What business leaders can derive from Joe Biden’s executive orders

What-business-leaders-can-derive-from-Joe-Biden’s-executive-orders

Last month, President Joe Biden issued an executive orders to create a data-driven approach to management—amid the pandemic and future public health threats. The response model was designed to help transform the effectiveness and improve measurable, informed, and evidence-based government decisions.

 These goals may sound quite familiar to an organization, and by a better understanding of the model issued by the President, here’s how you can translate them into a guide for business leaders to implement in organizations concerned about data-management approaches:

  1. Data-driven change requires leadership from the top

There’s no doubt that most companies have data transformation as one of the organizational strategic goals. As a company leader, he/she ought to sponsor transformation in the same way an executive order does. Data transformation is vital–and so is leadership at the top-level.

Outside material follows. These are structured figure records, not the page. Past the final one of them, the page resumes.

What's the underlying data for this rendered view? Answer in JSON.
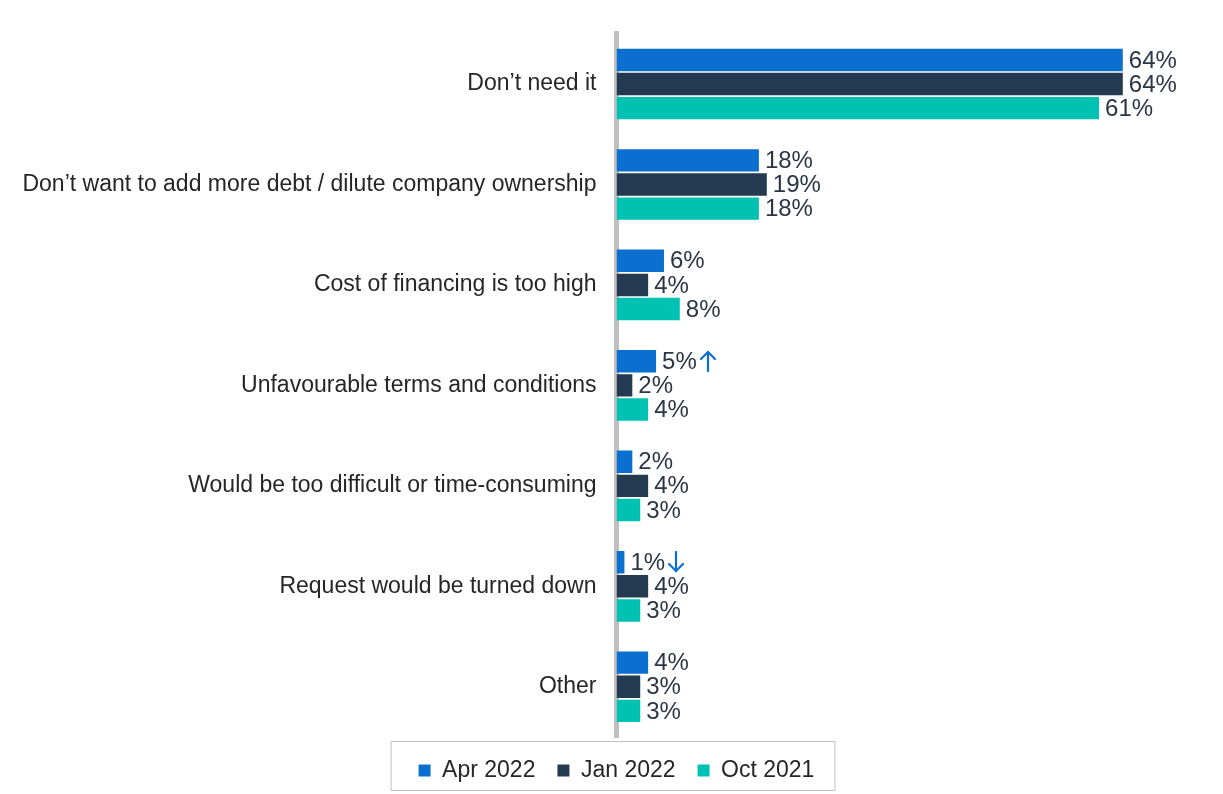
{
  "chart_data": {
    "type": "bar",
    "orientation": "horizontal",
    "legend": "bottom",
    "data_labels": true,
    "categories": [
      "Don’t need it",
      "Don’t want to add more debt / dilute company ownership",
      "Cost of financing is too high",
      "Unfavourable terms and conditions",
      "Would be too difficult or time-consuming",
      "Request would be turned down",
      "Other"
    ],
    "series": [
      {
        "name": "Apr 2022",
        "color": "#0a6fcf",
        "values": [
          64,
          18,
          6,
          5,
          2,
          1,
          4
        ],
        "value_labels": [
          "64%",
          "18%",
          "6%",
          "5%",
          "2%",
          "1%",
          "4%"
        ]
      },
      {
        "name": "Jan 2022",
        "color": "#233a50",
        "values": [
          64,
          19,
          4,
          2,
          4,
          4,
          3
        ],
        "value_labels": [
          "64%",
          "19%",
          "4%",
          "2%",
          "4%",
          "4%",
          "3%"
        ]
      },
      {
        "name": "Oct 2021",
        "color": "#00c2b2",
        "values": [
          61,
          18,
          8,
          4,
          3,
          3,
          3
        ],
        "value_labels": [
          "61%",
          "18%",
          "8%",
          "4%",
          "3%",
          "3%",
          "3%"
        ]
      }
    ]
  }
}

  1. Better decisions are made when informed by data

Regardless of whether you are in a period of emergency or business-as-usual, the best available data always expands business strength. 80% of pioneers say data has given them a critical edge during the pandemic. Data is fairly perfect, and it mustn’t impede progress.

Often, the technology used to access information is either too expensive, poorly connected, or hard to retrieve. A majority of users agree that an inability to access data or connect with systems can negatively impact customer experience. But the executive orders recognizes change as an ongoing process in problem-solving using data.

  1. Allocate Responsibility for utilization of data across the organization

The executive orders mandates a leader and a data leadership committee responsible for change. Your organization’s Covid-19 Response Coordinator would be a Chief Data Officer. The leadership panel will set key metrics for the organization and work with the right people to create and align data and locate sources to support the metrics.

  1. Empower anybody in your organization to discover insights with data

Data is like water—it’s something that needs to be accessible by all and needs to be cleaned and maintained for regular consumption. While private sectors and organizations don’t have to make their information open to the public, it is imperative to make information accessible to all individuals in the organization. Key Performance Indicators may help leaders, but the rest in the organization need access to disaggregated data to manage regular business operations. 

  1. Promote and Encourage Data-driven innovations

As a pioneer, does your data policy empower innovation? Individuals at all levels ought to have the confidence and the idea to follow a data discovery cycle. With as little intermediation as possible, they can utilize data insights to drive business choices.